Sipho ist gewiss kein Vorzeige-Mann. Der Cousin einer der Projektteilnehmerrinnen von Amakhosikazi hat selbst durchaus Anteil an der Marginalisierung von Frauen in Südafrika. So ist der siebenfache Vater offenkundig nie an einer langfristigen Beziehung mit einer der sechs Mütter seiner Kinder interessiert gewesen. Möglicherweise war er hierzu aber auch nie in der Lage. Etwa deshalb nicht, weil ihm entsprechende Vorbilder fehlten, da er selbst bereits ohne Vater aufgewachsen ist, was die Vernachlässigung seiner eigenen Kinder sowie deren Mütter freilich nicht entschuldigt. Umso überraschender ist indes, dass sogar das Verhältnis zur wichtigsten Bezugsperson aus Siphos Kindheit, nämlich seiner Mutter, bereits seit Jahren weitgehend zerrüttet ist. Es scheint als habe er sich von seiner Familie und seiner Verwandtschaft schlichtweg entfremdet.

Trotz allem hat Sipho es geschafft, seinem vormals weitgehend unsteten Lebenswandel in letzter Zeit wieder mehr Struktur zu geben. Es gab weder sexuelle Abenteuer noch Drogen, Alkohol oder andere Eskapaden. Darüber hinaus geht Sipho seit geraumer Zeit einer regelmäßigen Arbeit nach, und zwar als Taxifahrer. Ein Beruf, der jedoch von jeher mit gewissen Risiken verbunden ist – nicht nur in Südafrika: ständiger, sehr naher Kontakt mit Kund:innen, die i.d.R. unbekannt und somit auch weitgehend unberechenbar sind. Hinzu kommt, dass Taxifahrer:innen rund um Pretoria oftmals Gang-ähnliche Gemeinschaften bilden, die nicht selten untereinander verfeindet sind. So kommt es gerade in der Provinz Gauteng leider immer wieder zu Schießereien mit Todesfolge.[i]

Obwohl Sipho in derlei kriminelle Aktivitäten nicht verwickelt ist, bleibt das relativ hohe Berufsrisiko als Taxifahrer, welches nach Einbruch der Dunkelheit im Großraum Pretoria nochmals deutlich ansteigt. Dies zeigte sich auf tragische Weise am vergangenen Donnerstagabend: Sipho war bereits kurz davor, Feierabend zu machen. Er wollte gerade einen seiner letzten Fahrgäste absetzen. Es handelte sich um eine junge Frau, die darum gebeten hatte, Sipho möge sie vor einem kleinen Lebensmittelgeschäft in der Nähe ihres Hauses aussteigen lassen, um noch ein paar letzte Besorgungen machen zu können. Sipho entsprach diesem Wunsch, brachte seinen weißen Kleinbus vor dem Eingang des Ladens zum Stehen und die Frau stieg aus.

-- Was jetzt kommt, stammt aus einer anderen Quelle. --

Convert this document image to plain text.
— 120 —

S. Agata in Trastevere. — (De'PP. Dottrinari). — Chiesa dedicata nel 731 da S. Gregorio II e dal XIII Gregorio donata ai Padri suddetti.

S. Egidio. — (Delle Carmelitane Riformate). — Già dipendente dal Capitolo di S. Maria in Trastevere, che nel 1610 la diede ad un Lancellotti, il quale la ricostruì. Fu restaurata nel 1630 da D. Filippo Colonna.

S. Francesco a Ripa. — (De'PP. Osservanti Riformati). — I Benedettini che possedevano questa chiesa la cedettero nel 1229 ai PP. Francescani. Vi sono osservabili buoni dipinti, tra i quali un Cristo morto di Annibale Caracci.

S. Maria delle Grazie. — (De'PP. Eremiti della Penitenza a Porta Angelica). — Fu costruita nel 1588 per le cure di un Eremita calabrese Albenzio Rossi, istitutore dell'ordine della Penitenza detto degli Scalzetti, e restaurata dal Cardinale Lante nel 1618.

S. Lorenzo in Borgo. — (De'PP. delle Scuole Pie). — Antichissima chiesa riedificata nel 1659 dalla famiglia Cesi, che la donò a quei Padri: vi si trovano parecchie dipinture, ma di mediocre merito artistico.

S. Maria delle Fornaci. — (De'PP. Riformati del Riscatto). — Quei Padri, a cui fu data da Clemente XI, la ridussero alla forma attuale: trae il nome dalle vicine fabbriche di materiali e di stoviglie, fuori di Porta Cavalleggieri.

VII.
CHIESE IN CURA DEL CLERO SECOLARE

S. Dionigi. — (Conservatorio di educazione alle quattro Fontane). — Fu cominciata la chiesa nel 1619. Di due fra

Erst als diese das Fahrzeug bereits verlassen hatte, sahen beide wie plötzlich mehrere Männer fluchtartig aus dem Geschäft stürmten. Beiden war wohl umgehend klar, dass es sich um einen Überfall gehandelt haben musste. Während Sipho sich zu diesem Zeitpunkt im Innern des Taxis in relativer Sicherheit befand, schwebte die Frau nun in akuter Gefahr. Einerseits hatte sie keinen schützenden Kleinbus um sich und zum anderen war sie als Frau schon allein aufgrund ihres Geschlechts einem statistisch um ein Vielfaches höheren Risiko ausgesetzt, Opfer einer Gewalttat zu werden.[ii] Dies wurde umso deutlicher als die mutmaßlichen Täter sich gezielt auf die Frau zubewegten, so als wollte sie ihren Diebstahl nun noch mit einer Entführung, Schutzgelderpressung oder gar Vergewaltigung krönen oder zumindest eine lästige Zeugin ausschalten. In jedem Fall war klar: sofortige Hilfe ist erforderlich.

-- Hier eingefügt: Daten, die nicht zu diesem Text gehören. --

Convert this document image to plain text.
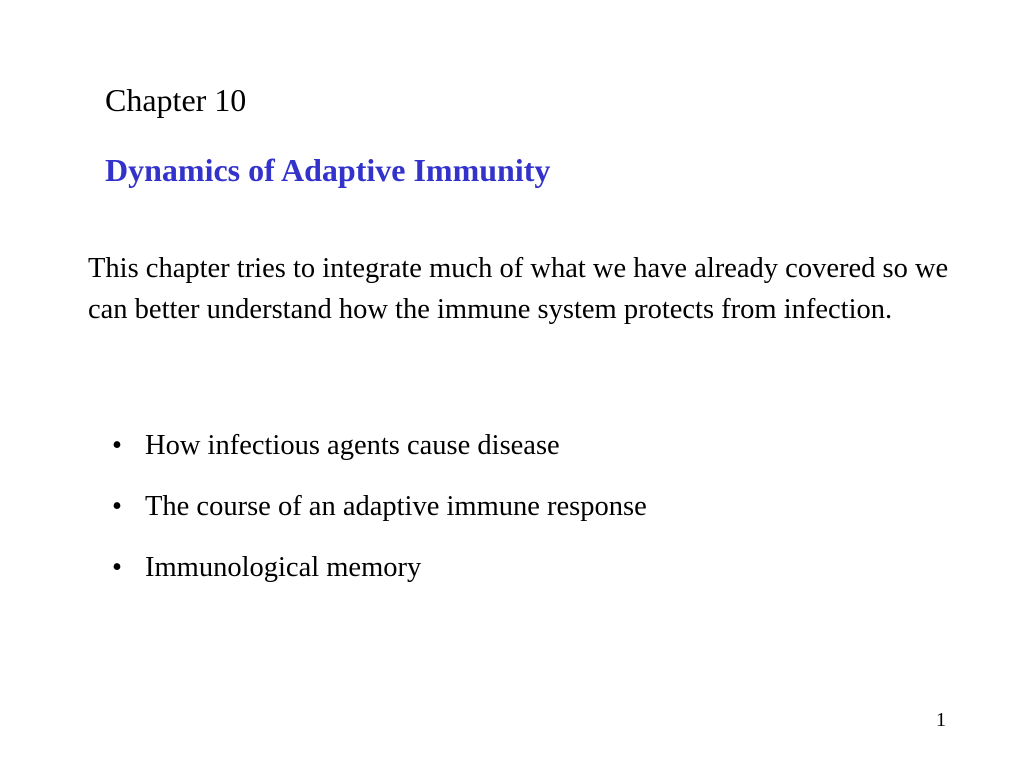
Chapter 10
Dynamics of Adaptive Immunity
This chapter tries to integrate much of what we have already covered so we can better understand how the immune system protects from infection.
• How infectious agents cause disease
• The course of an adaptive immune response
• Immunological memory
1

Das erkannte auch Sipho. Geistesgegenwärtig sprang er aus dem Fahrzeug und eilte auf die Frau zu, um sich schützend vor sie zu werfen bzw. zu stellen. In diesem Moment bemerkten auch die Täter ihn und einer von ihnen zückte eine Waffe. Es fiel ein Schuss. Nur Sekunden später waren der Schütze sowie die anderen Diebe verschwunden – genauso plötzlich wie sie aufgetaucht waren. Sipho hingegen lag am Boden. Polizei und Ambulanz wurden alarmiert. Als diese am Tatort eintrafen, konnten sie allerdings nur noch Siphos Tod feststellen. Er war inzwischen seinen inneren Blutungen erlegen. Der einzige Dienst, den die Rettungs- und Sicherheitskräfte Sipho noch erweisen konnten war, die Kugel, die ihn getötet hatte, seiner Mutter zu übergeben zusammen mit der Nachricht, dass e sein Leben geopfert hatte, um das einer Unbekannten zu retten.

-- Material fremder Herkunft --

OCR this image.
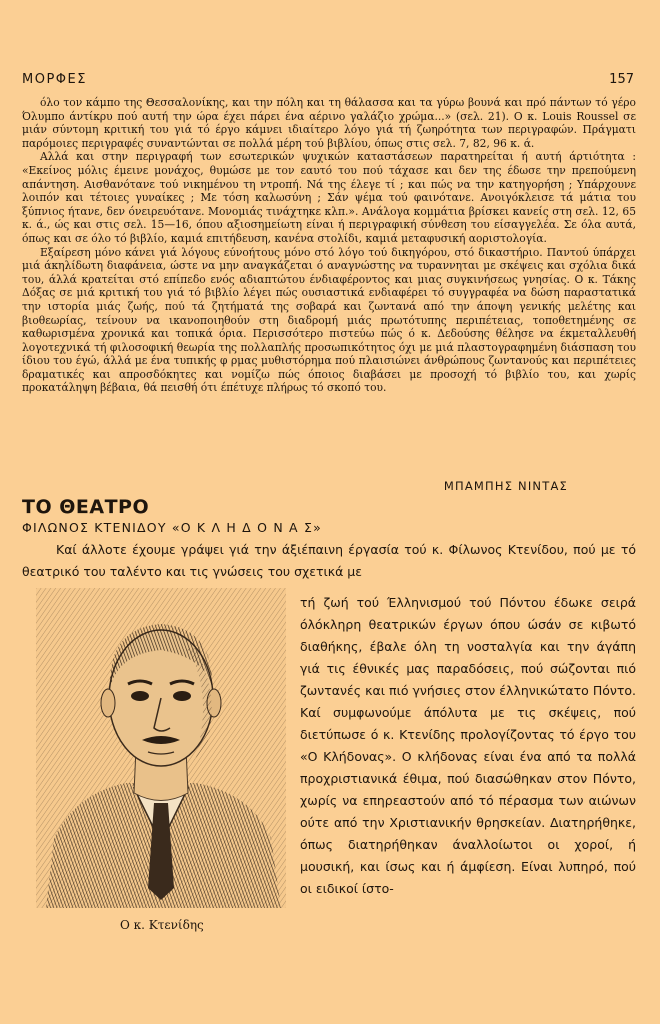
ΜΟΡΦΕΣ	157

όλο τον κάμπο της Θεσσαλονίκης, και την πόλη και τη θάλασσα και τα γύρω βουνά και πρό πάντων τό γέρο Όλυμπο άντίκρυ πού αυτή την ώρα έχει πάρει ένα αέρινο γαλάζιο χρώμα...» (σελ. 21). Ο κ. Louis Roussel σε μιάν σύντομη κριτική του γιά τό έργο κάμνει ιδιαίτερο λόγο γιά τή ζωηρότητα των περιγραφών. Πράγματι παρόμοιες περιγραφές συναντώνται σε πολλά μέρη τού βιβλίου, όπως στις σελ. 7, 82, 96 κ. ά.

Αλλά και στην περιγραφή των εσωτερικών ψυχικών καταστάσεων παρατηρείται ή αυτή άρτιότητα : «Εκείνος μόλις έμεινε μονάχος, θυμώσε με τον εαυτό του πού τάχασε και δεν της έδωσε την πρεπούμενη απάντηση. Αισθανότανε τού νικημένου τη ντροπή. Νά της έλεγε τί ; και πώς να την κατηγορήση ; Υπάρχουνε λοιπόν και τέτοιες γυναίκες ; Με τόση καλωσύνη ; Σάν ψέμα τού φαινότανε. Ανοιγόκλεισε τά μάτια του ξύπνιος ήτανε, δεν όνειρευότανε. Μονομιάς τινάχτηκε κλπ.». Ανάλογα κομμάτια βρίσκει κανείς στη σελ. 12, 65 κ. ά., ώς και στις σελ. 15—16, όπου αξιοσημείωτη είναι ή περιγραφική σύνθεση του είσαγγελέα. Σε όλα αυτά, όπως και σε όλο τό βιβλίο, καμιά επιτήδευση, κανένα στολίδι, καμιά μεταφυσική αοριστολογία.

Εξαίρεση μόνο κάνει γιά λόγους εύνοήτους μόνο στό λόγο τού δικηγόρου, στό δικαστήριο. Παντού ύπάρχει μιά άκηλίδωτη διαφάνεια, ώστε να μην αναγκάζεται ό αναγνώστης να τυραννηται με σκέψεις και σχόλια δικά του, άλλά κρατείται στό επίπεδο ενός αδιαπτώτου ένδιαφέροντος και μιας συγκινήσεως γνησίας. Ο κ. Τάκης Δόξας σε μιά κριτική του γιά τό βιβλίο λέγει πώς ουσιαστικά ενδιαφέρει τό συγγραφέα να δώση παραστατικά την ιστορία μιάς ζωής, πού τά ζητήματά της σοβαρά και ζωντανά από την άποψη γενικής μελέτης και βιοθεωρίας, τείνουν να ικανοποιηθούν στη διαδρομή μιάς πρωτότυπης περιπέτειας, τοποθετημένης σε καθωρισμένα χρονικά και τοπικά όρια. Περισσότερο πιστεύω πώς ό κ. Δεδούσης θέλησε να έκμεταλλευθή λογοτεχνικά τή φιλοσοφική θεωρία της πολλαπλής προσωπικότητος όχι με μιά πλαστογραφημένη διάσπαση του ίδιου του έγώ, άλλά με ένα τυπικής φ ρμας μυθιστόρημα πού πλαισιώνει άνθρώπους ζωντανούς και περιπέτειες δραματικές και απροσδόκητες και νομίζω πώς όποιος διαβάσει με προσοχή τό βιβλίο του, και χωρίς προκατάληψη βέβαια, θά πεισθή ότι έπέτυχε πλήρως τό σκοπό του.

ΜΠΑΜΠΗΣ ΝΙΝΤΑΣ
ΤΟ ΘΕΑΤΡΟ
ΦΙΛΩΝΟΣ ΚΤΕΝΙΔΟΥ «Ο Κ Λ Η Δ Ο Ν Α Σ»

Καί άλλοτε έχουμε γράψει γιά την άξιέπαινη έργασία τού κ. Φίλωνος Κτενίδου, πού με τό θεατρικό του ταλέντο και τις γνώσεις του σχετικά με

τή ζωή τού Έλληνισμού τού Πόντου έδωκε σειρά όλόκληρη θεατρικών έργων όπου ώσάν σε κιβωτό διαθήκης, έβαλε όλη τη νοσταλγία και την άγάπη γιά τις έθνικές μας παραδόσεις, πού σώζονται πιό ζωντανές και πιό γνήσιες στον έλληνικώτατο Πόντο. Καί συμφωνούμε άπόλυτα με τις σκέψεις, πού διετύπωσε ό κ. Κτενίδης προλογίζοντας τό έργο του «Ο Κλήδονας». Ο κλήδονας είναι ένα από τα πολλά προχριστιανικά έθιμα, πού διασώθηκαν στον Πόντο, χωρίς να επηρεαστούν από τό πέρασμα των αιώνων ούτε από την Χριστιανικήν θρησκείαν. Διατηρήθηκε, όπως διατηρήθηκαν άναλλοίωτοι οι χοροί, ή μουσική, και ίσως και ή άμφίεση. Είναι λυπηρό, πού οι ειδικοί ίστο-

Ο κ. Κτενίδης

Obschon das Verhältnis zwischen Mutter und Sohn ein zuletzt sehr distanziertes war, steht außer Frage, dass es für Siphos Mutter nun ein unfassbares Leid bedeutet, ihr eigenes Kind zu Grabe tragen zu müssen. Der größte Trost für die Familie ist der Umstand, dass Sipho nicht sinnlos gestorben ist. Sein Tod hat genau das bewirkt, woran er im Leben so oft gescheitert ist: er hat einer Frau ein neues Leben ermöglicht.

Zugleich zeigt dieser tragische Fall jedoch auch, dass geschlechtsbezogene Gewalt, selbst wenn sie sich eigentlich gegen Frauen als die vermeintlich wehrloseren Opfer richtet, durchaus auch Männer trifft und treffen kann. Es ist davon auszugehen, dass Fälle dieser Art sogar zunehmen. Insgesamt sind die Fallzahlen im Bereich sexueller Nötigung seit Beginn der Pandemie in Südafrika um ca. 5% angestiegen, die Anzahl an Morden sogar um 6,7%. Konkret bedeutet dies, dass allein zwischen April und Juni 2021 in Südafrika 5.760 Menschen getötet und 10.006 Menschen vergewaltigt worden sind[iii] – wobei es sich hierbei lediglich um die offizielle Kriminalstatistik handelt. Wenn man bedenkt, dass durchschnittlich lediglich eine von insgesamt 25 Vergewaltigungen zur Anzeige gebracht wird,[iv] ist klar, dass die Dunkelziffer im Bereich sexueller Gewalt, insbesondere gegen Frauen und Mädchen, um ein Vielfaches höher liegt.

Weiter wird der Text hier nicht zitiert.